Some physics engines can support a convex hull, which will be a better approximation of the mesh’s shape. There is a short discussion about it here - Ammo.js convex mesh hull - #3 by MackeyK24
A different approach would be to collide against the bounding sphere or bounding box, depending on the mesh you are colliding against. Another one would be to separate the mesh into smaller meshes.
The reason that would work is the algorithm that is used to check for collisions. It inspects every triangle until it finds one that collides against the player. If you are “lucky” and it is one of the first triangles then it will be rather quick. but most of the time (because that’s how things are ) the colliding triangle will be deep in the positions array. now checking 100, 200, 1000 of those - that is fast and can be done every frame. but when it gets to be very big - the performance goes bad.
Of course, the best solution IMO is making your mesh more low-end friendly. But that’s not the nicest solution is a lot of cases. It really depends on your usecase.
Best approach to me is to have meshes for rendering and meshes for collision detection. Basically, build a low-res version mesh that will not be rendered but only used for collision.
If it’s a few hundred triangles, you’ll be able to use it for camera ellipse or trimesh with Ammojs.
Maybe you can try to use a convex hull with Ammo from your rendered geometry but I think it will be counter productive to convert a geometry that big at load time. Moreover, it will be convex so a lot of detail will be missing. Making it look more like a box.

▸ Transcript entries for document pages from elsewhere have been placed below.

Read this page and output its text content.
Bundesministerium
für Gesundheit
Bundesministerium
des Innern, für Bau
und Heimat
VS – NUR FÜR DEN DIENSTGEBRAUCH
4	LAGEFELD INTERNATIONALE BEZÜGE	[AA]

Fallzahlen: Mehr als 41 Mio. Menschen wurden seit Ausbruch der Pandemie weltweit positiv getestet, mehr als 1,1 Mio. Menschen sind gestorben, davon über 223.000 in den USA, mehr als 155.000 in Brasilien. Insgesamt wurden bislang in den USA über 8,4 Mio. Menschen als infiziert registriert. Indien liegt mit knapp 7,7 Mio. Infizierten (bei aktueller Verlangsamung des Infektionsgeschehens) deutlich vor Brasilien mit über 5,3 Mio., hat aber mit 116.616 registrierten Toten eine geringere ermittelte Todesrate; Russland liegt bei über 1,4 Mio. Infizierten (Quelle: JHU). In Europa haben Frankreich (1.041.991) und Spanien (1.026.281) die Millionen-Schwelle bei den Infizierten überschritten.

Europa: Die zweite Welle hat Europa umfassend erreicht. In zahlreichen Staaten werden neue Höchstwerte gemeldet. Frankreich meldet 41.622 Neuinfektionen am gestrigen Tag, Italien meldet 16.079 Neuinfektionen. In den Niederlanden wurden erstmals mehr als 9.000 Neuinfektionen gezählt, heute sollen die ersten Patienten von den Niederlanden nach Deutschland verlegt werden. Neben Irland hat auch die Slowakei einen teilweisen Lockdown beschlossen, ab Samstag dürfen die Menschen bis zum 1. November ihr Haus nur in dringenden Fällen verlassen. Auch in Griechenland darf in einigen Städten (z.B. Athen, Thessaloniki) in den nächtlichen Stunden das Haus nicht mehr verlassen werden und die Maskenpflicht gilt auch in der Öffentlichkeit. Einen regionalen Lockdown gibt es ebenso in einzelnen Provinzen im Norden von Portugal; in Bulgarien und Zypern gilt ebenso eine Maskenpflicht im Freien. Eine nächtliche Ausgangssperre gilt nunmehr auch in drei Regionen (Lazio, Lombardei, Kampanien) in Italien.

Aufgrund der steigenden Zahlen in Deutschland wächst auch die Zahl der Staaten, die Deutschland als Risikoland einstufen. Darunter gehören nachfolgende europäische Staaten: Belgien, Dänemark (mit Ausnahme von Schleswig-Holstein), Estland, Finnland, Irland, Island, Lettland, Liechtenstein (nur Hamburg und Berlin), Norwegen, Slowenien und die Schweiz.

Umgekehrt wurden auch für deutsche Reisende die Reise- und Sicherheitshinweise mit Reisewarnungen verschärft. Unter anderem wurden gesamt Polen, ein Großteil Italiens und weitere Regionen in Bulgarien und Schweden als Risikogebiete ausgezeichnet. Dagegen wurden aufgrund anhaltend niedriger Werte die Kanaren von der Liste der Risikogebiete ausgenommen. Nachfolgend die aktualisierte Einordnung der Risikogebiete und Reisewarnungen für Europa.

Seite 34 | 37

So, I’ll all for a simplified geometry!
As I understand it, this is a general approach for creating impostors for large geometry. That is, this approach is not exclusively for babylon or for browser based 3D?
Correct! It’s one of the core concepts of realtime rendering/games. Like voxelizing a scene to do global illumation computation. Or using triangles to render continuous surfaces. Use a simpler representation to do fast computation. It won’t be exact but close and good enough.

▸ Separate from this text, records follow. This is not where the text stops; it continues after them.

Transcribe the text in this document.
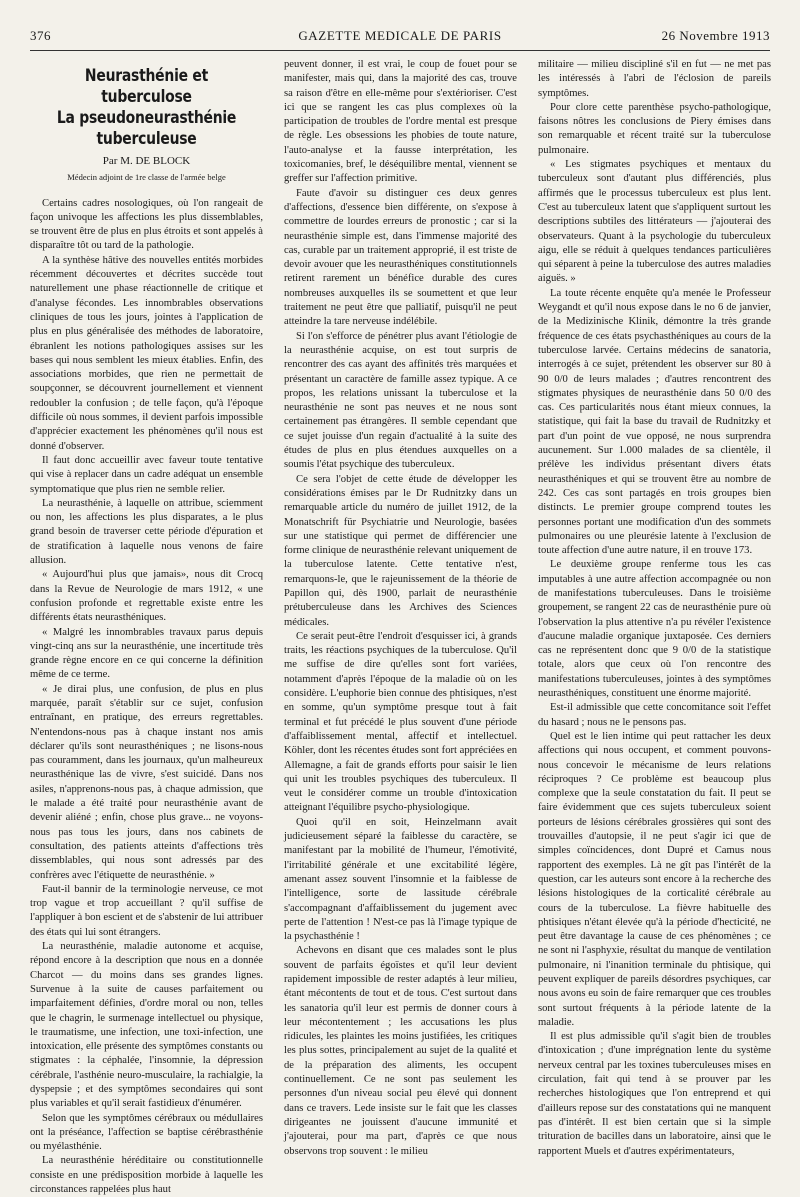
376	GAZETTE MEDICALE DE PARIS	26 Novembre 1913
Neurasthénie et tuberculose
La pseudoneurasthénie tuberculeuse
Par M. DE BLOCK
Médecin adjoint de 1re classe de l'armée belge

Certains cadres nosologiques, où l'on rangeait de façon univoque les affections les plus dissemblables, se trouvent être de plus en plus étroits et sont appelés à disparaître tôt ou tard de la pathologie.

A la synthèse hâtive des nouvelles entités morbides récemment découvertes et décrites succède tout naturellement une phase réactionnelle de critique et d'analyse fécondes. Les innombrables observations cliniques de tous les jours, jointes à l'application de plus en plus généralisée des méthodes de laboratoire, ébranlent les notions pathologiques assises sur les bases qui nous semblent les mieux établies. Enfin, des associations morbides, que rien ne permettait de soupçonner, se découvrent journellement et viennent redoubler la confusion ; de telle façon, qu'à l'époque difficile où nous sommes, il devient parfois impossible d'apprécier exactement les phénomènes qu'il nous est donné d'observer.

Il faut donc accueillir avec faveur toute tentative qui vise à replacer dans un cadre adéquat un ensemble symptomatique que plus rien ne semble relier.

La neurasthénie, à laquelle on attribue, sciemment ou non, les affections les plus disparates, a le plus grand besoin de traverser cette période d'épuration et de stratification à laquelle nous venons de faire allusion.

« Aujourd'hui plus que jamais», nous dit Crocq dans la Revue de Neurologie de mars 1912, « une confusion profonde et regrettable existe entre les différents états neurasthéniques.

« Malgré les innombrables travaux parus depuis vingt-cinq ans sur la neurasthénie, une incertitude très grande règne encore en ce qui concerne la définition même de ce terme.

« Je dirai plus, une confusion, de plus en plus marquée, paraît s'établir sur ce sujet, confusion entraînant, en pratique, des erreurs regrettables. N'entendons-nous pas à chaque instant nos amis déclarer qu'ils sont neurasthéniques ; ne lisons-nous pas couramment, dans les journaux, qu'un malheureux neurasthénique las de vivre, s'est suicidé. Dans nos asiles, n'apprenons-nous pas, à chaque admission, que le malade a été traité pour neurasthénie avant de devenir aliéné ; enfin, chose plus grave... ne voyons-nous pas tous les jours, dans nos cabinets de consultation, des patients atteints d'affections très dissemblables, qui nous sont adressés par des confrères avec l'étiquette de neurasthénie. »

Faut-il bannir de la terminologie nerveuse, ce mot trop vague et trop accueillant ? qu'il suffise de l'appliquer à bon escient et de s'abstenir de lui attribuer des états qui lui sont étrangers.

La neurasthénie, maladie autonome et acquise, répond encore à la description que nous en a donnée Charcot — du moins dans ses grandes lignes. Survenue à la suite de causes parfaitement ou imparfaitement définies, d'ordre moral ou non, telles que le chagrin, le surmenage intellectuel ou physique, le traumatisme, une infection, une toxi-infection, une intoxication, elle présente des symptômes constants ou stigmates : la céphalée, l'insomnie, la dépression cérébrale, l'asthénie neuro-musculaire, la rachialgie, la dyspepsie ; et des symptômes secondaires qui sont plus variables et qu'il serait fastidieux d'énumérer.

Selon que les symptômes cérébraux ou médullaires ont la préséance, l'affection se baptise cérébrasthénie ou myélasthénie.

La neurasthénie héréditaire ou constitutionnelle consiste en une prédisposition morbide à laquelle les circonstances rappelées plus haut

peuvent donner, il est vrai, le coup de fouet pour se manifester, mais qui, dans la majorité des cas, trouve sa raison d'être en elle-même pour s'extérioriser. C'est ici que se rangent les cas plus complexes où la participation de troubles de l'ordre mental est presque de règle. Les obsessions les phobies de toute nature, l'auto-analyse et la fausse interprétation, les toxicomanies, bref, le déséquilibre mental, viennent se greffer sur l'affection primitive.

Faute d'avoir su distinguer ces deux genres d'affections, d'essence bien différente, on s'expose à commettre de lourdes erreurs de pronostic ; car si la neurasthénie simple est, dans l'immense majorité des cas, curable par un traitement approprié, il est triste de devoir avouer que les neurasthéniques constitutionnels retirent rarement un bénéfice durable des cures nombreuses auxquelles ils se soumettent et que leur traitement ne peut être que palliatif, puisqu'il ne peut atteindre la tare nerveuse indélébile.

Si l'on s'efforce de pénétrer plus avant l'étiologie de la neurasthénie acquise, on est tout surpris de rencontrer des cas ayant des affinités très marquées et présentant un caractère de famille assez typique. A ce propos, les relations unissant la tuberculose et la neurasthénie ne sont pas neuves et ne nous sont certainement pas étrangères. Il semble cependant que ce sujet jouisse d'un regain d'actualité à la suite des études de plus en plus étendues auxquelles on a soumis l'état psychique des tuberculeux.

Ce sera l'objet de cette étude de développer les considérations émises par le Dr Rudnitzky dans un remarquable article du numéro de juillet 1912, de la Monatschrift für Psychiatrie und Neurologie, basées sur une statistique qui permet de différencier une forme clinique de neurasthénie relevant uniquement de la tuberculose latente. Cette tentative n'est, remarquons-le, que le rajeunissement de la théorie de Papillon qui, dès 1900, parlait de neurasthénie prétuberculeuse dans les Archives des Sciences médicales.

Ce serait peut-être l'endroit d'esquisser ici, à grands traits, les réactions psychiques de la tuberculose. Qu'il me suffise de dire qu'elles sont fort variées, notamment d'après l'époque de la maladie où on les considère. L'euphorie bien connue des phtisiques, n'est en somme, qu'un symptôme presque tout à fait terminal et fut précédé le plus souvent d'une période d'affaiblissement mental, affectif et intellectuel. Köhler, dont les récentes études sont fort appréciées en Allemagne, a fait de grands efforts pour saisir le lien qui unit les troubles psychiques des tuberculeux. Il veut le considérer comme un trouble d'intoxication atteignant l'équilibre psycho-physiologique.

Quoi qu'il en soit, Heinzelmann avait judicieusement séparé la faiblesse du caractère, se manifestant par la mobilité de l'humeur, l'émotivité, l'irritabilité générale et une excitabilité légère, amenant assez souvent l'insomnie et la faiblesse de l'intelligence, sorte de lassitude cérébrale s'accompagnant d'affaiblissement du jugement avec perte de l'attention ! N'est-ce pas là l'image typique de la psychasthénie !

Achevons en disant que ces malades sont le plus souvent de parfaits égoïstes et qu'il leur devient rapidement impossible de rester adaptés à leur milieu, étant mécontents de tout et de tous. C'est surtout dans les sanatoria qu'il leur est permis de donner cours à leur mécontentement ; les accusations les plus ridicules, les plaintes les moins justifiées, les critiques les plus sottes, principalement au sujet de la qualité et de la préparation des aliments, les occupent continuellement. Ce ne sont pas seulement les personnes d'un niveau social peu élevé qui donnent dans ce travers. Lede insiste sur le fait que les classes dirigeantes ne jouissent d'aucune immunité et j'ajouterai, pour ma part, d'après ce que nous observons trop souvent : le milieu

militaire — milieu discipliné s'il en fut — ne met pas les intéressés à l'abri de l'éclosion de pareils symptômes.

Pour clore cette parenthèse psycho-pathologique, faisons nôtres les conclusions de Piery émises dans son remarquable et récent traité sur la tuberculose pulmonaire.

« Les stigmates psychiques et mentaux du tuberculeux sont d'autant plus différenciés, plus affirmés que le processus tuberculeux est plus lent. C'est au tuberculeux latent que s'appliquent surtout les descriptions subtiles des littérateurs — j'ajouterai des observateurs. Quant à la psychologie du tuberculeux aigu, elle se réduit à quelques tendances particulières qui séparent à peine la tuberculose des autres maladies aiguës. »

La toute récente enquête qu'a menée le Professeur Weygandt et qu'il nous expose dans le no 6 de janvier, de la Medizinische Klinik, démontre la très grande fréquence de ces états psychasthéniques au cours de la tuberculose larvée. Certains médecins de sanatoria, interrogés à ce sujet, prétendent les observer sur 80 à 90 0/0 de leurs malades ; d'autres rencontrent des stigmates physiques de neurasthénie dans 50 0/0 des cas. Ces particularités nous étant mieux connues, la statistique, qui fait la base du travail de Rudnitzky et part d'un point de vue opposé, ne nous surprendra aucunement. Sur 1.000 malades de sa clientèle, il prélève les individus présentant divers états neurasthéniques et qui se trouvent être au nombre de 242. Ces cas sont partagés en trois groupes bien distincts. Le premier groupe comprend toutes les personnes portant une modification d'un des sommets pulmonaires ou une pleurésie latente à l'exclusion de toute affection d'une autre nature, il en trouve 173.

Le deuxième groupe renferme tous les cas imputables à une autre affection accompagnée ou non de manifestations tuberculeuses. Dans le troisième groupement, se rangent 22 cas de neurasthénie pure où l'observation la plus attentive n'a pu révéler l'existence d'aucune maladie organique juxtaposée. Ces derniers cas ne représentent donc que 9 0/0 de la statistique totale, alors que ceux où l'on rencontre des manifestations tuberculeuses, jointes à des symptômes neurasthéniques, constituent une énorme majorité.

Est-il admissible que cette concomitance soit l'effet du hasard ; nous ne le pensons pas.

Quel est le lien intime qui peut rattacher les deux affections qui nous occupent, et comment pouvons-nous concevoir le mécanisme de leurs relations réciproques ? Ce problème est beaucoup plus complexe que la seule constatation du fait. Il peut se faire évidemment que ces sujets tuberculeux soient porteurs de lésions cérébrales grossières qui sont des trouvailles d'autopsie, il ne peut s'agir ici que de simples coïncidences, dont Dupré et Camus nous rapportent des exemples. Là ne gît pas l'intérêt de la question, car les auteurs sont encore à la recherche des lésions histologiques de la corticalité cérébrale au cours de la tuberculose. La fièvre habituelle des phtisiques n'étant élevée qu'à la période d'hecticité, ne peut être davantage la cause de ces phénomènes ; ce ne sont ni l'asphyxie, résultat du manque de ventilation pulmonaire, ni l'inanition terminale du phtisique, qui peuvent expliquer de pareils désordres psychiques, car nous avons eu soin de faire remarquer que ces troubles sont surtout fréquents à la période latente de la maladie.

Il est plus admissible qu'il s'agit bien de troubles d'intoxication ; d'une imprégnation lente du système nerveux central par les toxines tuberculeuses mises en circulation, fait qui tend à se prouver par les recherches histologiques que l'on entreprend et qui d'ailleurs repose sur des constatations qui ne manquent pas d'intérêt. Il est bien certain que si la simple trituration de bacilles dans un laboratoire, ainsi que le rapportent Muels et d'autres expérimentateurs,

If we look into the future, to theorize… What are the possible solutions to the problem of large impostors for large geometry? Is anything being done in the world for this, and if so, what? Is it possible to read about it somewhere?
Or does it all ultimately come down to increasing the performance of computers?
Hard to tell. Maybe in the future meshes will be ahiearchy of signed distance field with a raymarching for rendering and SDF for collision detection…or not
No need to bet on distant future for today’s software.
For now, a bounding volume hierarchy and simple primitives or trimesh seems fine.
If you mean Auto LOD, then it works very slowly on such large meshes. In addition, for certain reasons, I cannot reduce the number of vertices in the mesh or change them in any way. Even if the mesh can be optimized manually and automatically, this cannot be done.